Currently, a Pinnacle employee makes one delivery run a week between Illinois and Florida, a 2,400-mile round trip. A backhaul arrangement with a local mulch supply company helps make the run economical.
“One of the mulch company's suppliers is located in Georgia, just a few miles off our return route,” says Heyer. “The backhaul is absolutely critical. It pays for the fuel down and back. Any truck running empty is not a good truck.”
Early on, he says, trucking posed some challenges.
“We had some problems, at first, moving bales long distance from a cold, dry winter climate to a warm, humid climate in the enclosed trailers. We'd get some condensation over the course of the trip, and that would lead to surface mold problems. We solved that by putting some vents in the trailer to get more air movement.”

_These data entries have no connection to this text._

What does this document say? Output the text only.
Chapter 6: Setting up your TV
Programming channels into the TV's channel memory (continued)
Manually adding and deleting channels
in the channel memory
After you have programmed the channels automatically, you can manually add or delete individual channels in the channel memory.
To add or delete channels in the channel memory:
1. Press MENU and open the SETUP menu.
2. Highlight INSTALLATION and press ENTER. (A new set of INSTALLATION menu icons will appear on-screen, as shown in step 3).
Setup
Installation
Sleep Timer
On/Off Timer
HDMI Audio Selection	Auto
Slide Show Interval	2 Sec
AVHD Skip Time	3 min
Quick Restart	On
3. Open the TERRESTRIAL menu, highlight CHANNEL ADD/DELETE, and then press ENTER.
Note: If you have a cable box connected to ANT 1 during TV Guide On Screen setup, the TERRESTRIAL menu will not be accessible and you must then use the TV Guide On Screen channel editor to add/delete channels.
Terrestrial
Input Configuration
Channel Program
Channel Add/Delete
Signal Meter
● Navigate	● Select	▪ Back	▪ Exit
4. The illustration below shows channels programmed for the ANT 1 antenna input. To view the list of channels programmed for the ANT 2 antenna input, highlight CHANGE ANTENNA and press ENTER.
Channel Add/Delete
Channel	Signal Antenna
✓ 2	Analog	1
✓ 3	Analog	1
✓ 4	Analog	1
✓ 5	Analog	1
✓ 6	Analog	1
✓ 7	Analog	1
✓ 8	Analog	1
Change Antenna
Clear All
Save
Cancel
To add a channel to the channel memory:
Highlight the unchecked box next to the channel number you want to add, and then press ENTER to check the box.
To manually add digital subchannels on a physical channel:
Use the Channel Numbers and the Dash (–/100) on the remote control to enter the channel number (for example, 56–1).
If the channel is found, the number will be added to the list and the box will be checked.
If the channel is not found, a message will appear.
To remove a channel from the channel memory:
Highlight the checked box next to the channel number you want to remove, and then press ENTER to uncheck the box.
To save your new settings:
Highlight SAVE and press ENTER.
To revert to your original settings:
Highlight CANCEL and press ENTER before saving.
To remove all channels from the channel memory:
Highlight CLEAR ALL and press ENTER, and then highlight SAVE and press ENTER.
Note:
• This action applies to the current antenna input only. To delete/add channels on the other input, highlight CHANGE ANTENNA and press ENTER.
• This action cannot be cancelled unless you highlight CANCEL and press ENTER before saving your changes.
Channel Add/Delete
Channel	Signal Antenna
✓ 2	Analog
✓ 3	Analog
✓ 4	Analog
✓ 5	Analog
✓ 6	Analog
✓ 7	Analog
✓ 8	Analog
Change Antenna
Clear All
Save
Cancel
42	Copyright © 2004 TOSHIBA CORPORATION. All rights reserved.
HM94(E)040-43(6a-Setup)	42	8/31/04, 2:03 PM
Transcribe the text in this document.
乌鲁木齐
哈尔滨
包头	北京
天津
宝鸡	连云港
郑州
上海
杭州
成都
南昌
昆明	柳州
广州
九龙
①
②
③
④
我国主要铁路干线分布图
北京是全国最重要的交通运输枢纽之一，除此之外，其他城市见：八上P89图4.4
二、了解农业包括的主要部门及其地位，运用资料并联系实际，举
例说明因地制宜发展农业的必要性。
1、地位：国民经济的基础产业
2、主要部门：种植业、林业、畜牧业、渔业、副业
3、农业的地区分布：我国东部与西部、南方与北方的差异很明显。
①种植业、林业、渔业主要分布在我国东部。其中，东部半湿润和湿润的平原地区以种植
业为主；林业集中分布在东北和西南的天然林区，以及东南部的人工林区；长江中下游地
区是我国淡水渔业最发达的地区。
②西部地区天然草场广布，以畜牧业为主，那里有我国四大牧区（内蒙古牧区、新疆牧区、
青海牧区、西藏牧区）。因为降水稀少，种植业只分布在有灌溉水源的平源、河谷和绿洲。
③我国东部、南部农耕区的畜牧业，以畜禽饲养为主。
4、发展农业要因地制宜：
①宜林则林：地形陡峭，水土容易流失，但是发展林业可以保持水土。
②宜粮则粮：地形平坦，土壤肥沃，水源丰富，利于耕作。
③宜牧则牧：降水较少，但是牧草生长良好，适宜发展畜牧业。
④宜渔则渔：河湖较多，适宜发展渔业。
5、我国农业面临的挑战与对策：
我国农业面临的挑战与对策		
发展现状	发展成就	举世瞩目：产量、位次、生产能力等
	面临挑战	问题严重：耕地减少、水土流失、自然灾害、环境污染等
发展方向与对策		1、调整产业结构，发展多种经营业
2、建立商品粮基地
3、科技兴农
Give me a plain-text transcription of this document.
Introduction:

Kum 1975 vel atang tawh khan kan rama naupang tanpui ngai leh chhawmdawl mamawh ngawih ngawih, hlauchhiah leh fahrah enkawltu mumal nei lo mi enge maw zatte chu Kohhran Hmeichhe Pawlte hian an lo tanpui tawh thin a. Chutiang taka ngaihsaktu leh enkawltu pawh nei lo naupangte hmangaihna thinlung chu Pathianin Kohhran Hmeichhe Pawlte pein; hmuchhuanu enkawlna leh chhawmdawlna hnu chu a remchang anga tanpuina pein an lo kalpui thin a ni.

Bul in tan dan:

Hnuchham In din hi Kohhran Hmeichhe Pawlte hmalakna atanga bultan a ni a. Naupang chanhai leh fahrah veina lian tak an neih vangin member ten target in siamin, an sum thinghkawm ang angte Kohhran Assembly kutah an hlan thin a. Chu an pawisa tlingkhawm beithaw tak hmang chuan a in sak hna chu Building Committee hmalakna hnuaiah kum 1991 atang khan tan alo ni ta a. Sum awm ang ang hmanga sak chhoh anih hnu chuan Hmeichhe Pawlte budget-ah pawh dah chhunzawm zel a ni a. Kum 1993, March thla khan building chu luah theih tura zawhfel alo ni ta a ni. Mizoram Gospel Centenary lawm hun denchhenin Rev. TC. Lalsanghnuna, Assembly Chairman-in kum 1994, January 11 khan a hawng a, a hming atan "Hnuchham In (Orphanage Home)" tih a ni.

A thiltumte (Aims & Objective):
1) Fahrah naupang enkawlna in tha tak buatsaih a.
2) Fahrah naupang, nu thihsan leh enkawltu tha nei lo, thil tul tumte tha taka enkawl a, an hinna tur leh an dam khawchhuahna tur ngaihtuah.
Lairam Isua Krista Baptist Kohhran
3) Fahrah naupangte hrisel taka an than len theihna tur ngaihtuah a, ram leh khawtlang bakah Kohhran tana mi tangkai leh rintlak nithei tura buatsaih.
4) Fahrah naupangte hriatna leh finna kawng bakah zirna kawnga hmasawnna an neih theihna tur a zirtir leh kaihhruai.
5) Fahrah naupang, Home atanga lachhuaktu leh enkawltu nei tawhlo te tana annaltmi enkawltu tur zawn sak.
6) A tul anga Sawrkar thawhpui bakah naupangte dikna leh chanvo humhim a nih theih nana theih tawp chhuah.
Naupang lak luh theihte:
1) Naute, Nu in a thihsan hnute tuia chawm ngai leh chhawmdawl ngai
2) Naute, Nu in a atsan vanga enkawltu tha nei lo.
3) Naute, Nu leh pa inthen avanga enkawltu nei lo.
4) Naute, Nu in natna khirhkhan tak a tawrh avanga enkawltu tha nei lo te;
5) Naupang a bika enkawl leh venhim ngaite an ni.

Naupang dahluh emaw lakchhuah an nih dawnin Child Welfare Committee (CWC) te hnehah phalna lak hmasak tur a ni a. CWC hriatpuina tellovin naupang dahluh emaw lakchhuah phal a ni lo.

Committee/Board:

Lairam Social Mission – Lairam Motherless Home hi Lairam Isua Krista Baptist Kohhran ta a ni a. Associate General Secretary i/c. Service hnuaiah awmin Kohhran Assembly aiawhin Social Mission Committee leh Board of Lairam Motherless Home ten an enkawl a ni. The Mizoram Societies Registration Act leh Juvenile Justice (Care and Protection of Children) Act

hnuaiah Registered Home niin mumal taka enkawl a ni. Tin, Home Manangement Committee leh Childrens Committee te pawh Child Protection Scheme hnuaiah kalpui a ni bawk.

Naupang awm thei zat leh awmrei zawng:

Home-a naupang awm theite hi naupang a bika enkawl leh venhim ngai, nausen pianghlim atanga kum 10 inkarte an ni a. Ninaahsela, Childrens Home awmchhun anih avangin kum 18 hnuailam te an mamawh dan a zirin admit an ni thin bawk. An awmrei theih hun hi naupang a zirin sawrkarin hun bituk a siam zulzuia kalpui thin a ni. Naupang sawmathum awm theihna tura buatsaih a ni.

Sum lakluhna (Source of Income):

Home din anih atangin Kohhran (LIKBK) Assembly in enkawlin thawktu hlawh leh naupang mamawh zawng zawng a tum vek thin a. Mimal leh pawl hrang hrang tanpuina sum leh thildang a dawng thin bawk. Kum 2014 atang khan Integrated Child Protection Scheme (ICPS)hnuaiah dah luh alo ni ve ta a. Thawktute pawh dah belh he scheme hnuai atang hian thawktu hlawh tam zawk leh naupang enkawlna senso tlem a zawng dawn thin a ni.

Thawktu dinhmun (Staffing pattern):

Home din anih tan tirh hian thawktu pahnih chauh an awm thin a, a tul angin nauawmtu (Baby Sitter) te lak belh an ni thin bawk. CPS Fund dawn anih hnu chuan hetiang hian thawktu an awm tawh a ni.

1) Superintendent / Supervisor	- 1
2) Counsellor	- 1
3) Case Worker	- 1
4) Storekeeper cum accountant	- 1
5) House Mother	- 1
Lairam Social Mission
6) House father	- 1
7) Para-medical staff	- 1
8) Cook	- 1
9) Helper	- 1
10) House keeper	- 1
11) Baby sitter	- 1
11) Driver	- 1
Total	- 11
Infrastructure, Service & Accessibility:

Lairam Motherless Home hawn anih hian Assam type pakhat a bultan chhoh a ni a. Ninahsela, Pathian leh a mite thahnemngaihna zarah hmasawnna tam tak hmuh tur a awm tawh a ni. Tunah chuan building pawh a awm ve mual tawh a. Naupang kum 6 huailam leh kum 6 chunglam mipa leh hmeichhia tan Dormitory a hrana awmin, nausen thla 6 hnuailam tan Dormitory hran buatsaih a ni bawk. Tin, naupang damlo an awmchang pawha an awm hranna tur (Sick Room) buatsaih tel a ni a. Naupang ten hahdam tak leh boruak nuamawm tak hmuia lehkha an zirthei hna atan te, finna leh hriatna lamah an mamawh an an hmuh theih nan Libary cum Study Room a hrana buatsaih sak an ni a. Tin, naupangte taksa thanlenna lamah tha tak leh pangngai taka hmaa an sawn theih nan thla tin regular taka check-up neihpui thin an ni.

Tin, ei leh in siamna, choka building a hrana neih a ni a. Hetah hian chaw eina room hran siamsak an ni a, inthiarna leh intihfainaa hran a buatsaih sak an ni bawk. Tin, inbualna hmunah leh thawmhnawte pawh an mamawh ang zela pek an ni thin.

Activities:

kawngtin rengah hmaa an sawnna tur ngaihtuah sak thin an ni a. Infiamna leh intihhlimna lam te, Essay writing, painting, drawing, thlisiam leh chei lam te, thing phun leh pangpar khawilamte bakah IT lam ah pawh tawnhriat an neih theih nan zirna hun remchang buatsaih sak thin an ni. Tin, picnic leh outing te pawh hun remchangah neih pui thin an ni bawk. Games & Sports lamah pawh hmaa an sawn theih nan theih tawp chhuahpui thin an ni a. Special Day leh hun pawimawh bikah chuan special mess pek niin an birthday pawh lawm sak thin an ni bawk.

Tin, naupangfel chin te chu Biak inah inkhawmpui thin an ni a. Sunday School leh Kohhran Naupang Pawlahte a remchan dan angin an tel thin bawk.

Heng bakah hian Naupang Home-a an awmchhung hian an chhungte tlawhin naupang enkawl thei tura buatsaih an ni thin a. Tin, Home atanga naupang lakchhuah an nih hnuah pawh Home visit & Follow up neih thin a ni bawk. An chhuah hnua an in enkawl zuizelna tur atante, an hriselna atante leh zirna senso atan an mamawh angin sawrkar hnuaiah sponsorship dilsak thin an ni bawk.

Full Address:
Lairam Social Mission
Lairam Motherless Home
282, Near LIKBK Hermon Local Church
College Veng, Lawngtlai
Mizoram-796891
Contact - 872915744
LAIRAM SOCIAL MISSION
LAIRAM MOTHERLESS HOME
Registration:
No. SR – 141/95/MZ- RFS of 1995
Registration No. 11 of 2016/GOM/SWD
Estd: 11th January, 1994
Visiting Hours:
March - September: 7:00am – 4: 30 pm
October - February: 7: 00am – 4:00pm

Pricing at the retail store is on a per-pound basis.
“We think it's a better route to go than a per-bale price,” says Heyer. “Even with the small bales, the weight can vary quite a bit from one bale to the next. Doing it this way is fair to the customer and to us.”
Pinnacle also delivers to customers' farms on request.
“We take a skid-steer to their place, take the 21-bale units off the trailer and set them right in the barn alley,” he says. “Like us, customers don't care to handle bales any more than they absolutely have to. It's really been a popular option for many of them.”
While Heyer says it's early to determine how successful the venture will be, he's encouraged by how things have worked out so far. Especially positive is the opportunity to secure a premium price for his product.
“Here (Illinois), small square bales will bring about $4/bale,” he says. “In Florida, we're getting almost four times that. Even with trucking and other costs, we're still getting a very good return.”